Now that we have the model, we can get to exercise it to learn its secrets.
Exercise
Base model:
Now let’s imagine that our LLM-powered tool can speed up eligible drivers, doubling the speed that we move applied drivers to eligible drivers. Instead of 25% of applied drivers becoming eligible each round, we’ll instead see 50%.
# old
AppliedDrivers > EligibleDrivers @ Leak(0.25)
# new
AppliedDrivers > EligibleDrivers @ Leak(0.50)
Unfortunately, we can see that even doubling the speed at which we’re onboarding drivers to eligible has a minimal impact.
To finish testing this hypothesis, we can eliminate the Request missing information
flow entirely
and see if this changes things meaningfully, commenting out that line.
Unfortunately, even eliminating the missing information rate has little impact on the number of active drivers. So it seems like the opportunity for our LLM solutions to increase active drivers are going to need to focus on reactivating existing drivers.
Specifically, let’s go from 5% of departed drivers reactivating to 20%.
# 20% of DepartedDrivers become active
# DepartedDrivers > ActiveDrivers @ Leak(0.05)
# DepartedDrivers > ActiveDrivers @ Leak(0.2)
For the first time, we’re seeing a significant shift in impact. We reach a much higher percentage of drivers at peak, and even after we exhaust all drivers in a city, the total number of active reaches a higher equilibrium.

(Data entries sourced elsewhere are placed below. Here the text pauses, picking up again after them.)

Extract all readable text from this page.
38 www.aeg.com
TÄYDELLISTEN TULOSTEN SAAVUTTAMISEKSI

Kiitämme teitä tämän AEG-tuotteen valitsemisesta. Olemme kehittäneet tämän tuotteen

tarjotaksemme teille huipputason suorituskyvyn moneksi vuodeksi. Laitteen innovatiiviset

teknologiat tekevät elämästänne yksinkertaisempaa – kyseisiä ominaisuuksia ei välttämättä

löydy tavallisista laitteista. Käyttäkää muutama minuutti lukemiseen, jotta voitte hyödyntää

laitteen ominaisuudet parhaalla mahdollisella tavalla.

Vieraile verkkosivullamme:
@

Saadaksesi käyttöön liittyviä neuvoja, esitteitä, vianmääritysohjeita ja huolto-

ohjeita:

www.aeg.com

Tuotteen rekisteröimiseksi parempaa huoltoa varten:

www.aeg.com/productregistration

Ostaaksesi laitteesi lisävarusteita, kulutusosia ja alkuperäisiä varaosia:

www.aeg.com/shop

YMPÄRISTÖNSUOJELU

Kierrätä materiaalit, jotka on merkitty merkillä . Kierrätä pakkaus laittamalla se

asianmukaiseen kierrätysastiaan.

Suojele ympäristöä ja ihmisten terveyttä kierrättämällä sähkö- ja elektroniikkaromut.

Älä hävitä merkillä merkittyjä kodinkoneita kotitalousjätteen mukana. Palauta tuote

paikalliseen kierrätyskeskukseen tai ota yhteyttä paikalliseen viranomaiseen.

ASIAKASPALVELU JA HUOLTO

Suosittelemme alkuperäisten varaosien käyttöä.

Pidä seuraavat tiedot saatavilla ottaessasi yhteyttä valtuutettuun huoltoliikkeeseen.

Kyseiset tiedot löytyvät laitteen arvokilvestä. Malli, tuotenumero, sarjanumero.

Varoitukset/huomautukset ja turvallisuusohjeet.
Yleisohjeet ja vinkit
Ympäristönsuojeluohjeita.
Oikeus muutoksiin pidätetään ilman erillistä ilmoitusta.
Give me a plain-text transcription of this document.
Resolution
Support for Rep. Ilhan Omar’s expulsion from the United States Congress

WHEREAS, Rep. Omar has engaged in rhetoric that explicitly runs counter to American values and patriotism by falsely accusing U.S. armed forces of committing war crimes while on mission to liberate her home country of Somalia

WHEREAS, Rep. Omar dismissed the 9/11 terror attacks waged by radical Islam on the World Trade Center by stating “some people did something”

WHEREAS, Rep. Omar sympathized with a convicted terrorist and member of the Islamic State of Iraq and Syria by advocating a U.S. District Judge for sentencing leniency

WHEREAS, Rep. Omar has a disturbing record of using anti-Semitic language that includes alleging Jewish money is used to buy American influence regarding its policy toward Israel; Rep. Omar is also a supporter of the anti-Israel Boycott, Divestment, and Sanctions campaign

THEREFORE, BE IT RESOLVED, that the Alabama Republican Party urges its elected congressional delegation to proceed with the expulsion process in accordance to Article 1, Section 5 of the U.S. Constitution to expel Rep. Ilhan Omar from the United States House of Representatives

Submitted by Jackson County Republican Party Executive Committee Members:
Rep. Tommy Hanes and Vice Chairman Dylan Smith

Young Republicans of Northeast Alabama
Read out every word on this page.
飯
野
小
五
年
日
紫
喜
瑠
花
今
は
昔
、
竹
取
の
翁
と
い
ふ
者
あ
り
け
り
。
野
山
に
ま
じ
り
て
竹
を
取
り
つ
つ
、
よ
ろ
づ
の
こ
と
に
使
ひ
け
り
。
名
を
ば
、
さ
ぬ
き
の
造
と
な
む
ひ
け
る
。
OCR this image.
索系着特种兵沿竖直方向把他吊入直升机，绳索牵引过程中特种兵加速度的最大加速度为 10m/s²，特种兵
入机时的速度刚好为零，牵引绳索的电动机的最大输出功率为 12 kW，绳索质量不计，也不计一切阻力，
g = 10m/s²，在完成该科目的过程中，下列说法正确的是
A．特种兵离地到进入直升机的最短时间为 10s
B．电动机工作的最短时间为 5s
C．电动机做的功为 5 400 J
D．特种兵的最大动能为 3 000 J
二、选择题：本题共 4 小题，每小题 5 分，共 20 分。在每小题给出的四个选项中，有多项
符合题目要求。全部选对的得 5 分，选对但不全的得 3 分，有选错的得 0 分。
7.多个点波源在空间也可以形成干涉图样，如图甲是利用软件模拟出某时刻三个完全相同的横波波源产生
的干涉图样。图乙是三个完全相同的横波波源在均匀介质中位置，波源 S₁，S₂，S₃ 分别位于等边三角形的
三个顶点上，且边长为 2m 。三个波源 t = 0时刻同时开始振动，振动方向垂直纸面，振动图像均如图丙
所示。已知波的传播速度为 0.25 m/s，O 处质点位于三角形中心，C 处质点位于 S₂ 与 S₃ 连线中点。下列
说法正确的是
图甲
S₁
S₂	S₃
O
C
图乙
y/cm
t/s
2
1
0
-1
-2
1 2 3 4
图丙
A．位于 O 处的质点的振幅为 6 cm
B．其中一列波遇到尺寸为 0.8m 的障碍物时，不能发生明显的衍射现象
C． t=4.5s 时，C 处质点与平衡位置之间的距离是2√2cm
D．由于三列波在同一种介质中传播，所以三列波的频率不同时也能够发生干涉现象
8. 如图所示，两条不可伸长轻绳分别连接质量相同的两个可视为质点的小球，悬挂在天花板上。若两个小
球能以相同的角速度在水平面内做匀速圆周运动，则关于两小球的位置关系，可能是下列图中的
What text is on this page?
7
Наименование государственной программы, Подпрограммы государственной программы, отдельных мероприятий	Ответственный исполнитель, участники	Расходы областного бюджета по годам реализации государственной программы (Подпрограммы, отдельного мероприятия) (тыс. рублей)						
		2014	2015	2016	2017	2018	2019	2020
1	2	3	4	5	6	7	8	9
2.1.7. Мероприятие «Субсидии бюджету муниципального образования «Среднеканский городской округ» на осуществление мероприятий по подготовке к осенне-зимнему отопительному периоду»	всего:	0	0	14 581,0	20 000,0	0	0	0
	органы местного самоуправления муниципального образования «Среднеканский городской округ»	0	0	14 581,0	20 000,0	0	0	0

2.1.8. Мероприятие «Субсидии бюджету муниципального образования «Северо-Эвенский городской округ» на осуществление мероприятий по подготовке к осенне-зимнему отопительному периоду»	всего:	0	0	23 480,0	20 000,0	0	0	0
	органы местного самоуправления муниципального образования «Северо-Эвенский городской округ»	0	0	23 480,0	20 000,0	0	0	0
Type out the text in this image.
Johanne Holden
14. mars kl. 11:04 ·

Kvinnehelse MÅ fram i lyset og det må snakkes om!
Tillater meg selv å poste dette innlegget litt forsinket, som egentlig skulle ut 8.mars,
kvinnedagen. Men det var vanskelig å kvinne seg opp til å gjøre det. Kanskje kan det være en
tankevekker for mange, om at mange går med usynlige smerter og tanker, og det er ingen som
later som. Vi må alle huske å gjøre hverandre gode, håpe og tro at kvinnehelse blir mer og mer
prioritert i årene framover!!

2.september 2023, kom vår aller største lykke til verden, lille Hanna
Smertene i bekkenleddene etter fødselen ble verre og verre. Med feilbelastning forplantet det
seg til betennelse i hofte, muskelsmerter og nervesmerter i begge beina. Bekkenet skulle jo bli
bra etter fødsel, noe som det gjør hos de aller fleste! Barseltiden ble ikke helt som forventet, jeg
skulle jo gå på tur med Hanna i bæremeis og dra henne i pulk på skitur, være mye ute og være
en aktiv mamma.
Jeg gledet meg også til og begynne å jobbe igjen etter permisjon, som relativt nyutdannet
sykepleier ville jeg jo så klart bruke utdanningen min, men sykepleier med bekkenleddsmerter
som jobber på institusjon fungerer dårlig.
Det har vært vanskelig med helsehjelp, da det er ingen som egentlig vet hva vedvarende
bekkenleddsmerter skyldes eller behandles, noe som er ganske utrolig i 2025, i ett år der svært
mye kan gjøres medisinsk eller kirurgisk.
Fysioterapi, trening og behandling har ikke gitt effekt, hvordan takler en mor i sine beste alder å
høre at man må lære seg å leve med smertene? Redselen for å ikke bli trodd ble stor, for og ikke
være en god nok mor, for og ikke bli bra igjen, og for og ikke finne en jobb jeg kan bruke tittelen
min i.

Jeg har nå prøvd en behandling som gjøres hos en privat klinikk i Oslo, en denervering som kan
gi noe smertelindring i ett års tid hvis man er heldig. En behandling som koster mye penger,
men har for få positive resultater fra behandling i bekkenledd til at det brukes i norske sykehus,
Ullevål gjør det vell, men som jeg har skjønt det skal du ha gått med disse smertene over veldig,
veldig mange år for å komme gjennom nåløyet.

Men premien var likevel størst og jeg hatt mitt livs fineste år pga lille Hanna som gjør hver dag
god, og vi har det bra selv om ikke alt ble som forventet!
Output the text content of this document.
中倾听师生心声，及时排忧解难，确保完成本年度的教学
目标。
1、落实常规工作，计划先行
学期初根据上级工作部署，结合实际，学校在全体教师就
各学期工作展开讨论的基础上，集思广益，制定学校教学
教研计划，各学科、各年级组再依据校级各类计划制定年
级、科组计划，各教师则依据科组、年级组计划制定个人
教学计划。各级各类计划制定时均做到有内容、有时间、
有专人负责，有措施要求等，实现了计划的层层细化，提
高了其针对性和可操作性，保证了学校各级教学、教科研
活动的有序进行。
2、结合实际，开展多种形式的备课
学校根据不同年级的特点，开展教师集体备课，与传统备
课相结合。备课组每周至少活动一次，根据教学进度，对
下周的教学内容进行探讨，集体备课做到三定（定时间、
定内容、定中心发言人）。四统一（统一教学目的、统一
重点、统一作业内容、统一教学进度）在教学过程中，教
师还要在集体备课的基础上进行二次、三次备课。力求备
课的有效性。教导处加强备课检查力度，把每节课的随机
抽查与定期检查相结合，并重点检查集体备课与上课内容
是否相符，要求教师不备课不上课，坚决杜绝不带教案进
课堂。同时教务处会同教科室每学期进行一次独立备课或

Presumably increasing the rate that we reactivate suspended drivers from 1% to 2.5% would have a similar, meaningful but smaller impact on active drivers over time. So let’s model that change.
# 2.5% of SuspendedDrivers are reactivated
#SuspendedDrivers > ActiveDrivers @ Leak(0.01)
SuspendedDrivers > ActiveDrivers @ Leak(0.025)
However, surprisingly, the impact of increasing the reactivate of suspended drivers is actually much higher than reengaging departed drivers.
This is an interesting, and somewhat counter-intuitive result. Increasing the rate for both suspended and departed rates is more impactful than increasing either, because ultimately there’s a growing population of drivers in the slower deflating stock. This means, surprisingly, that a tool that helps us quickly determine which drivers could be unsuspended might matter more than the small size of the flow indicates.
At this point, we’ve probably found the primary story that this model wants to tell us: we should focus efforts on reactivating departed and suspended drivers. Changes elsewhere might reduce operational costs of our business, but they won’t solve the problem of increasing active drivers.